As for the religion, religion is about the heart, mind, body and spirit you put into a higher power you believe in. It doesn't matter if you are in the square or in your room. Religion is a personal experience and each person should feel moved as they see fit.

draconis


----------



## fire_vogel

true and yet some people just feel that they have to impose and force others to do as they see fit.
thanks for the input.


----------



## Liza

The important thing when forming any relationship is trying to ensure that you and your potential partner are basically on the same page. It is impossible to agree on everything but at least there should be some understanding between the parties, that said, your husband knew you before he got married therefore he needs to ease off the pressure and find another way to help you see things his way if that's what he really wants.


----------



## sarahdale24

I agree. I am in the same level you are. Meaning, I have Faith, yet I don't really practice. Hubby and I are both on that page. We have talked about looking into practicing together, but haven't got around to it. I think try talking to him one more time, explaining what draconis said...and see what happens.

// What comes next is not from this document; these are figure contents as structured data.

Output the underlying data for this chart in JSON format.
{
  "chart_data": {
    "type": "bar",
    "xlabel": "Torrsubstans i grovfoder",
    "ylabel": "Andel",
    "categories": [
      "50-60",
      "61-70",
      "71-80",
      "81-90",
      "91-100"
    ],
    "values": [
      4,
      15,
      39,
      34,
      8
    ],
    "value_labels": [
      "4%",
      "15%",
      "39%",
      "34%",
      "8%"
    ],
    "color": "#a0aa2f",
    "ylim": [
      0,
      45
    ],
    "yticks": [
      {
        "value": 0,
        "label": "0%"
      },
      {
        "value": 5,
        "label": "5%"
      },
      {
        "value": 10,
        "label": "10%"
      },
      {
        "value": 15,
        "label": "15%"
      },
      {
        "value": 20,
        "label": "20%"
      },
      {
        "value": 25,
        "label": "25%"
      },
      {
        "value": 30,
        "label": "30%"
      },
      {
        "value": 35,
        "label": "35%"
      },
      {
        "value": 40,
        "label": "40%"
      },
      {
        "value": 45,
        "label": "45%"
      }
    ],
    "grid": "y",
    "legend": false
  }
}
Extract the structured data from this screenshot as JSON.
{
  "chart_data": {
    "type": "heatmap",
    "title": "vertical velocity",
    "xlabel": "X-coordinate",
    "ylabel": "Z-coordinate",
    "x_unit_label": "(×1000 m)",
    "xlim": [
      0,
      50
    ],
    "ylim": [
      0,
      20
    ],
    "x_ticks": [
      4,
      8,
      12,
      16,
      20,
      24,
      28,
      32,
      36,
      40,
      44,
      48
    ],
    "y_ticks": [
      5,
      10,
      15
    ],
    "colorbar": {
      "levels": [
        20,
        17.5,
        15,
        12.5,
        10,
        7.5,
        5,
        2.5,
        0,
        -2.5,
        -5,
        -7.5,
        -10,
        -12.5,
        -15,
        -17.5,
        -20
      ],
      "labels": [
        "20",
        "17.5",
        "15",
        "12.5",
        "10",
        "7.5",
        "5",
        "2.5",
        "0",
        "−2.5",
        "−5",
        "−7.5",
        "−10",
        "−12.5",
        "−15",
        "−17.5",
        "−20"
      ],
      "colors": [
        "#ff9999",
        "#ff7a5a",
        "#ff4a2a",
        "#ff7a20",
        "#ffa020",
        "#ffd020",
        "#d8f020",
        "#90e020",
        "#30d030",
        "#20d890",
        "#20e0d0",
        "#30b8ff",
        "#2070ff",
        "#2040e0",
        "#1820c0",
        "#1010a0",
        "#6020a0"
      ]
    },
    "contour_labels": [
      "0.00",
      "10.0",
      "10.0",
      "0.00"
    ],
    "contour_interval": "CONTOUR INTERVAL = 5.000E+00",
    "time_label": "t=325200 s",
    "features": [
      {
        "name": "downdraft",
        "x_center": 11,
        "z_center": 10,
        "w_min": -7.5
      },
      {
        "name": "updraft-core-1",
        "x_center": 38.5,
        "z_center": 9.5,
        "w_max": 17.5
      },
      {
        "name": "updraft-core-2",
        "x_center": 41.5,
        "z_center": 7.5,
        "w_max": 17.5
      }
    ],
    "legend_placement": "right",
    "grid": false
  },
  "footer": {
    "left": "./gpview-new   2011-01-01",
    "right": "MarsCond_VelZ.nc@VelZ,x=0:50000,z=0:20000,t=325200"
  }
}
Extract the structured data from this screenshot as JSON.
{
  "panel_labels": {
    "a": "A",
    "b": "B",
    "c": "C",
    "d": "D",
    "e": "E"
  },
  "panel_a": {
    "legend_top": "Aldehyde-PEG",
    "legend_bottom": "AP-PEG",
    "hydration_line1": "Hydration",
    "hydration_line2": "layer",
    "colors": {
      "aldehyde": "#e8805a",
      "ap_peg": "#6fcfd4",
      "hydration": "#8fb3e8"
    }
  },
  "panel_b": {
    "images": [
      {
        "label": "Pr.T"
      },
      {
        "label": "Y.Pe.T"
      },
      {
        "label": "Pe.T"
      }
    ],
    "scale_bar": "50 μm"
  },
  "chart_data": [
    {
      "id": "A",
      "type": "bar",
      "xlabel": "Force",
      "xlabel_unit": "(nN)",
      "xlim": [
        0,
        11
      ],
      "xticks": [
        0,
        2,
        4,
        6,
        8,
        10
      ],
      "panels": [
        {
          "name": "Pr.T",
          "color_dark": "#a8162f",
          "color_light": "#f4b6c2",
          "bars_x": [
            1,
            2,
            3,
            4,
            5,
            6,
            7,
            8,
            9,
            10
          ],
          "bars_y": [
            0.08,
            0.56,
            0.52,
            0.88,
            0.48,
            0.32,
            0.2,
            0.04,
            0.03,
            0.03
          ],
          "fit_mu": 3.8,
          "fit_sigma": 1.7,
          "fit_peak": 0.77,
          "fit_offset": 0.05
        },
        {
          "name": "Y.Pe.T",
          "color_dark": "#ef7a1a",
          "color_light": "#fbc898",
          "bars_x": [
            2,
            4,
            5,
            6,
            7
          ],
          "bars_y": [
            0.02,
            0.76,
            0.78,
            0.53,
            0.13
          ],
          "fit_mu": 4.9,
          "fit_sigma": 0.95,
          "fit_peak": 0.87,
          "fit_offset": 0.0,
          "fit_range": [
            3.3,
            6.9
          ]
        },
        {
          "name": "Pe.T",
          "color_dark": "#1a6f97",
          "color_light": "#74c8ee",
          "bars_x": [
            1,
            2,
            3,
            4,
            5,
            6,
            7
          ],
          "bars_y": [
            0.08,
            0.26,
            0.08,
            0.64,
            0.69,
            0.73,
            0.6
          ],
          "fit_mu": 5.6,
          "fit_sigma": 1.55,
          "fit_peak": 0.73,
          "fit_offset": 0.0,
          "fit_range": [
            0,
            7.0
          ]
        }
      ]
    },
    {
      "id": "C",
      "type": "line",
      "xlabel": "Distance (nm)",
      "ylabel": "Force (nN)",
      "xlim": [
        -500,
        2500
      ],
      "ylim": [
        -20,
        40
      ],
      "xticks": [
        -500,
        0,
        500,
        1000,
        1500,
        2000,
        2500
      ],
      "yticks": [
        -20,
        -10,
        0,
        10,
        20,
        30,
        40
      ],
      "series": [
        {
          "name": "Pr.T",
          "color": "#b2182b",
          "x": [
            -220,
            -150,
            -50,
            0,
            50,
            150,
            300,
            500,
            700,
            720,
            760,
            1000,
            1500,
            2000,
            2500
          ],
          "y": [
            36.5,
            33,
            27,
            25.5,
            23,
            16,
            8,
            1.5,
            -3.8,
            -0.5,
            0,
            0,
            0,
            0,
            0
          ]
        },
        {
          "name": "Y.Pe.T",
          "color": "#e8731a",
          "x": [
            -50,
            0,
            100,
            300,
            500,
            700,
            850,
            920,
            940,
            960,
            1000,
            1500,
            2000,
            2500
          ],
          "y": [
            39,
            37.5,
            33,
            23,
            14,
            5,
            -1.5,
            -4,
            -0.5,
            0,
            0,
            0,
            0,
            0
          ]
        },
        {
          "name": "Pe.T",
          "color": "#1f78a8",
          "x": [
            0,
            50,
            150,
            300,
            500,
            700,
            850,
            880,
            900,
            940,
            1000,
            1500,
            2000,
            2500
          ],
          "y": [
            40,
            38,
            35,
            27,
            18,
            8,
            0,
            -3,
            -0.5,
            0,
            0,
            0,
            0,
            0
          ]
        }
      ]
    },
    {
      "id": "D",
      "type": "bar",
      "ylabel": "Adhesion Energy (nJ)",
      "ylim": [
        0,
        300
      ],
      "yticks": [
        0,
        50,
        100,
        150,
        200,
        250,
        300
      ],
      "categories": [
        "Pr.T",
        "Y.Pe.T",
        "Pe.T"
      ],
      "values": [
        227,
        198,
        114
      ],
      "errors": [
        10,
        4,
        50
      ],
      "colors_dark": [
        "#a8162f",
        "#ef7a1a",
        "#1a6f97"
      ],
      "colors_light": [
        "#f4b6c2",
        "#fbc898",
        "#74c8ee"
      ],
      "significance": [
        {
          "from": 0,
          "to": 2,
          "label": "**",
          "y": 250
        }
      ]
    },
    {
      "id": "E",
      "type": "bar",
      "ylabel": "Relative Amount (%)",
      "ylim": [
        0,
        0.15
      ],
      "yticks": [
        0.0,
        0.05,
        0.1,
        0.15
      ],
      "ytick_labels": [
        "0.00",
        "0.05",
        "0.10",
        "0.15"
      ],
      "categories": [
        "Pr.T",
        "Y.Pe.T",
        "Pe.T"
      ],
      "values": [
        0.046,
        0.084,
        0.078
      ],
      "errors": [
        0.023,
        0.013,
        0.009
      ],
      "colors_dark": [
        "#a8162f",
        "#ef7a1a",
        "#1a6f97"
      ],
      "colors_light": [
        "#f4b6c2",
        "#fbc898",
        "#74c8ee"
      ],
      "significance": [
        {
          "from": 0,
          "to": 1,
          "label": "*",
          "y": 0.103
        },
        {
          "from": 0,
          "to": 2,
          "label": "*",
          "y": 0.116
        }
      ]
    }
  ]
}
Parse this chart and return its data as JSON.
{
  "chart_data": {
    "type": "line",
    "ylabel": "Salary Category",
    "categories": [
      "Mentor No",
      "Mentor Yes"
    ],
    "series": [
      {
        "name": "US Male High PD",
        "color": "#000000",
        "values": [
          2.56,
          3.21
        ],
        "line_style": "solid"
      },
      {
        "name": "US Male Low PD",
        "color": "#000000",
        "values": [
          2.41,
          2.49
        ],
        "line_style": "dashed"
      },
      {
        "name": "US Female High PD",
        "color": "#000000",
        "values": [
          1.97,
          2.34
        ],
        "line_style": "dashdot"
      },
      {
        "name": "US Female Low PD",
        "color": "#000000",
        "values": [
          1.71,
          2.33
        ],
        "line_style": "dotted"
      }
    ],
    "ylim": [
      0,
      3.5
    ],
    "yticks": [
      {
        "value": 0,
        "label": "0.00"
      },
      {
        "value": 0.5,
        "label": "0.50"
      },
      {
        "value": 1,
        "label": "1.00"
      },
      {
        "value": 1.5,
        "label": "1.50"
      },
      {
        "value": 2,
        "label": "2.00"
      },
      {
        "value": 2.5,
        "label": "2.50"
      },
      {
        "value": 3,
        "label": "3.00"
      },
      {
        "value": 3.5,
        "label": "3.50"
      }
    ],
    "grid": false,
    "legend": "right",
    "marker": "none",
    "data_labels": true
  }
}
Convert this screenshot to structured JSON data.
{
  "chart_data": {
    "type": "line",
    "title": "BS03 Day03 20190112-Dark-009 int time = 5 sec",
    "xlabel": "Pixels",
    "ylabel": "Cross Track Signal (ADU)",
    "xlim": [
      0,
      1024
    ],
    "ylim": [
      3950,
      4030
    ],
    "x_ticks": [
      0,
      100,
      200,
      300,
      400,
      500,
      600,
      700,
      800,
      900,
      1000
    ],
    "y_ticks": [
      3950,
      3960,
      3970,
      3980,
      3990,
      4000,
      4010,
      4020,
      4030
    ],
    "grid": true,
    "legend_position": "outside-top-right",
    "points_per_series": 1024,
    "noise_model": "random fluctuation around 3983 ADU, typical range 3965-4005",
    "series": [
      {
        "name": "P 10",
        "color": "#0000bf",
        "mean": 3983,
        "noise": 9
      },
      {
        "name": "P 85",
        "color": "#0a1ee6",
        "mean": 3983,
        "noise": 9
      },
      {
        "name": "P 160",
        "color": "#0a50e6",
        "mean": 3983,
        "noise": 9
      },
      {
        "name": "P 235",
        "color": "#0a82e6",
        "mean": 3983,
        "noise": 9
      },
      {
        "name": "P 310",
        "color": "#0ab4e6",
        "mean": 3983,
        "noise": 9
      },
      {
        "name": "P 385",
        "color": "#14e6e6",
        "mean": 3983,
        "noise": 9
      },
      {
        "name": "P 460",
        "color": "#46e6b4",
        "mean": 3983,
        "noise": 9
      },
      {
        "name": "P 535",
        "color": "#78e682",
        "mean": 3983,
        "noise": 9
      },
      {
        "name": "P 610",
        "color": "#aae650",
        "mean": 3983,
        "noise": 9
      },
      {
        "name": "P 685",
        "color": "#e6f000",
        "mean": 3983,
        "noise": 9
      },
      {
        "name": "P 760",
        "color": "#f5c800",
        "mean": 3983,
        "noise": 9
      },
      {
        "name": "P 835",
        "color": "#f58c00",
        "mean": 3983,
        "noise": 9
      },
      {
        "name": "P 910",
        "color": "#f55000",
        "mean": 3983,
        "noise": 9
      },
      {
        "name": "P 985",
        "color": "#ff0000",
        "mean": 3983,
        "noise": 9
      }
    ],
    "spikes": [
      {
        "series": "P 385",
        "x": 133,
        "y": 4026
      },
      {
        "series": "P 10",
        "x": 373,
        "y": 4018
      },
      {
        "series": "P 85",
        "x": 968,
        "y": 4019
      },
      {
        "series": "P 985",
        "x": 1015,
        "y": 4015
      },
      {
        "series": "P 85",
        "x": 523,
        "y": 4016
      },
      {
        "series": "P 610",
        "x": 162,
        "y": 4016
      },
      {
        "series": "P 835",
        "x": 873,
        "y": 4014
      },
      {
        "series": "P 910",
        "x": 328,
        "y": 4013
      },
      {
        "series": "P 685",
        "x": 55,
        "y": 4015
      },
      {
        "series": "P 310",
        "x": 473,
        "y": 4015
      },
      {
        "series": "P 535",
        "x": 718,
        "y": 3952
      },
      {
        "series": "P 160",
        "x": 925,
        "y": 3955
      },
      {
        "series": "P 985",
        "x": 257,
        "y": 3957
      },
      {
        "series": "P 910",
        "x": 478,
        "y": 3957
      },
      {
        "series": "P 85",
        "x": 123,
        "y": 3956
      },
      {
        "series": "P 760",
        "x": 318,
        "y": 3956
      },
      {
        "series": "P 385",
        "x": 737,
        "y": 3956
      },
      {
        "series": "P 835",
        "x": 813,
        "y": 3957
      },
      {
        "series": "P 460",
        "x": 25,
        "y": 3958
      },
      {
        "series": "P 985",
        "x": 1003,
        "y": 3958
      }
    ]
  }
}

I HATE people who impose religion on another...its so irritating..


----------



## mollyL

Our Catholic priest is very emphatic to us that the first rule of getting by on this world of created things is to Be Kind. The many different people that walk the face of this planet display various ways to show their kindness. Perhaps you could assure hubby that you are honoring God by practicing kindness in your own special way, one that he, naturally, should love. God does.


----------